Off Taker dalam Perhutanan Sosial

Hasil hutan bukan kayu produksi perhutanan sosial
Pramono DS

Oleh:  Pramono DS (Pensiunan Rimbawan)

Peraturan pemerintah (PP) No.23/2021 tentang penyelenggaraan kehutanan pasal 203 menyebut bahwa pemanfaatan hutan melalui pengelolaan perhutanan sosial di dalam kawasan hutan negara dan hutan Adat dilaksanakan untuk mewujudkan kelestarian hutan, kesejahteraan masyarakat, keseimbangan lingkungan, dan menampung dinamika sosial budaya, diperlukan pemberian persetujuan, pengakuan, dan peningkatan kapasitas kepada masyarakat.
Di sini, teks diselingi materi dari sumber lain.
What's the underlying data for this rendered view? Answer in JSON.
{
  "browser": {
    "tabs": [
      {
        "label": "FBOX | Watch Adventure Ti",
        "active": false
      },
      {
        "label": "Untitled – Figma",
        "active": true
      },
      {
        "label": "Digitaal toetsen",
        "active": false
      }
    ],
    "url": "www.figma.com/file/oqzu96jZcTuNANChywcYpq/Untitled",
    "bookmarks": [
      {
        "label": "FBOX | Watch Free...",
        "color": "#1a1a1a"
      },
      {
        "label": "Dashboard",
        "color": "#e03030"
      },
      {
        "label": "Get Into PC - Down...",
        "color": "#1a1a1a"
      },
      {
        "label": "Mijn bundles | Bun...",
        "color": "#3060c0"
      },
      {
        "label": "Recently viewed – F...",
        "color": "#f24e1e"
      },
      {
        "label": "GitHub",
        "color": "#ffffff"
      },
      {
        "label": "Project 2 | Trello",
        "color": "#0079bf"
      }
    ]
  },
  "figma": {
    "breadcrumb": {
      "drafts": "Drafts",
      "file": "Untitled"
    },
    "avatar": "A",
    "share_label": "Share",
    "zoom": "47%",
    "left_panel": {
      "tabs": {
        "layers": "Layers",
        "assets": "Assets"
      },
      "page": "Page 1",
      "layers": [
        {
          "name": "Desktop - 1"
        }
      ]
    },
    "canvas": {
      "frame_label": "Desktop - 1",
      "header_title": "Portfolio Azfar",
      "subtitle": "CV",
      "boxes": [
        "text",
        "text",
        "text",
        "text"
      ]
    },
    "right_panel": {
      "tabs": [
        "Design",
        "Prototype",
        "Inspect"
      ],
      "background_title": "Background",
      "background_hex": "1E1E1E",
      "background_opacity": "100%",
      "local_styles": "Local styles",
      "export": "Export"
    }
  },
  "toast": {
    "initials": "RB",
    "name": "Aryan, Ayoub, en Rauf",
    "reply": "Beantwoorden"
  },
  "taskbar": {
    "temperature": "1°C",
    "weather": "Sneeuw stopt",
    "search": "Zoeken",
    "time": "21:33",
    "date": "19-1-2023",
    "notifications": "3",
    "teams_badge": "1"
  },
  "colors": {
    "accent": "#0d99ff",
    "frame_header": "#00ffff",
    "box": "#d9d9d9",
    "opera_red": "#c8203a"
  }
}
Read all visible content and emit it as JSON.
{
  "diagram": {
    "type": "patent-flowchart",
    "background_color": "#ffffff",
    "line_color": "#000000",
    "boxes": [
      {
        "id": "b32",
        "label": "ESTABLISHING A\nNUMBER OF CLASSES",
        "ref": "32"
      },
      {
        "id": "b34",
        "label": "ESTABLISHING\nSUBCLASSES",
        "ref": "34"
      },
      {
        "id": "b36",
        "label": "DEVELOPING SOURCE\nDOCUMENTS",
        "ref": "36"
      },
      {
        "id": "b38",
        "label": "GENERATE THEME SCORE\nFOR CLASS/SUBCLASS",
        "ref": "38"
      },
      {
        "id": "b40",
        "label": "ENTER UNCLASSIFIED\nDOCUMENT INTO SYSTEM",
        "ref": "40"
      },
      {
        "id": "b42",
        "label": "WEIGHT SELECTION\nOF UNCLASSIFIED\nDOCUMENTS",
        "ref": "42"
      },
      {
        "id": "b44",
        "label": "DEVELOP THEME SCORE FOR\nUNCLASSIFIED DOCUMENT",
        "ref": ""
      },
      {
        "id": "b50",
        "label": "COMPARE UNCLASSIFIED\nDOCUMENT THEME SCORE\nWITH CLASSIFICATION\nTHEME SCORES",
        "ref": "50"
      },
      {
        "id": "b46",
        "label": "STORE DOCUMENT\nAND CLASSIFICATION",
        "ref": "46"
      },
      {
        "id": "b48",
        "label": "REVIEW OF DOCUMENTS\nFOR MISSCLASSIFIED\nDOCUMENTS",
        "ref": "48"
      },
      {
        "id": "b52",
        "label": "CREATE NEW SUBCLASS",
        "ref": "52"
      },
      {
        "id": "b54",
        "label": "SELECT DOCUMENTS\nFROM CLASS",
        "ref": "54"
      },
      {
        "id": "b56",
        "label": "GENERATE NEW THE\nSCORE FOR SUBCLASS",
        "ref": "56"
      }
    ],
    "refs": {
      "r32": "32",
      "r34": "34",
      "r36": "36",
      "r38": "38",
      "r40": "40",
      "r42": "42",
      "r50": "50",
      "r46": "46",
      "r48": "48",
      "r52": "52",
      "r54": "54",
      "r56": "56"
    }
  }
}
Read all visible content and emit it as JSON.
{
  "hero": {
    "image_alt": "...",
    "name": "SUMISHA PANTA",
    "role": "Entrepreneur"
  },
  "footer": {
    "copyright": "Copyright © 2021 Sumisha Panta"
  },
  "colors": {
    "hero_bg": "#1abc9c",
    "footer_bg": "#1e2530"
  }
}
Untuk mewujudkan dan meningkatkan kesejahteraan masyarakat dalam kegiatan perhutanan sosial, masyarakat yang berhimpun dalam kelompok tani hutan (KTH) pemegang persetujuan pengelolaan perhutanan sosial diberikan kesempatan untuk melaksanakan kegiatan pengembangan usaha.

Itulah sebabnya maka Kementerian Lingkungan Hidup dan Kehutanan (KLHK), kelompok tanai hutan (KTH) yang mengelola kegiatan perhutanan sosial menyebut kelompok tersebut menjadi kelompok usaha perhutanan sosial (KUPS).

Pengembangan usaha perhutanan sosial yang dimaksud meliputi a) pemanfaatan kawasan; b) pemanfaatan jasa lingkungan; c) pemanfaatan hasil hutan kayu dan/atau pemungutan hasil hutan kayu; dan d) pemanfaatan hasil hutan bukan kayu dan/atau pemungutan hasil hutan bukan kayu.

Pengembangan usaha pengelolaan perhutanan sosial dapat dilakukan secara mandiri oleh pemegang persetujuan pengelolaan perhutanan sosial dan/atau bekerja sama dengan para pihak.

KUPS harus berhasil tidak hanya dalam kelola kawasan hutan yang menjadi tanggungjawabnya, tetapi juga kelola kelembagaan sebagai suatu komunitas kelompok dan yang lebih penting lagi untuk meningkatkan kesejahteraan para anggota kelompoknya adalah berhasil dalam kelola usahanya.

Kelola usaha yang dimaksud di sini adalah membangun dan mengembangkan jejaring dan kemitraan dalam rangka memasarkan produk produk dari pengelolaan perhutanan sosial. Selama ini, masalah krusial yang dihadapi oleh kelompok tani rumpun pertanian adalah kendala dalam memasarkan produk-produk komoditas yang dihasilkan.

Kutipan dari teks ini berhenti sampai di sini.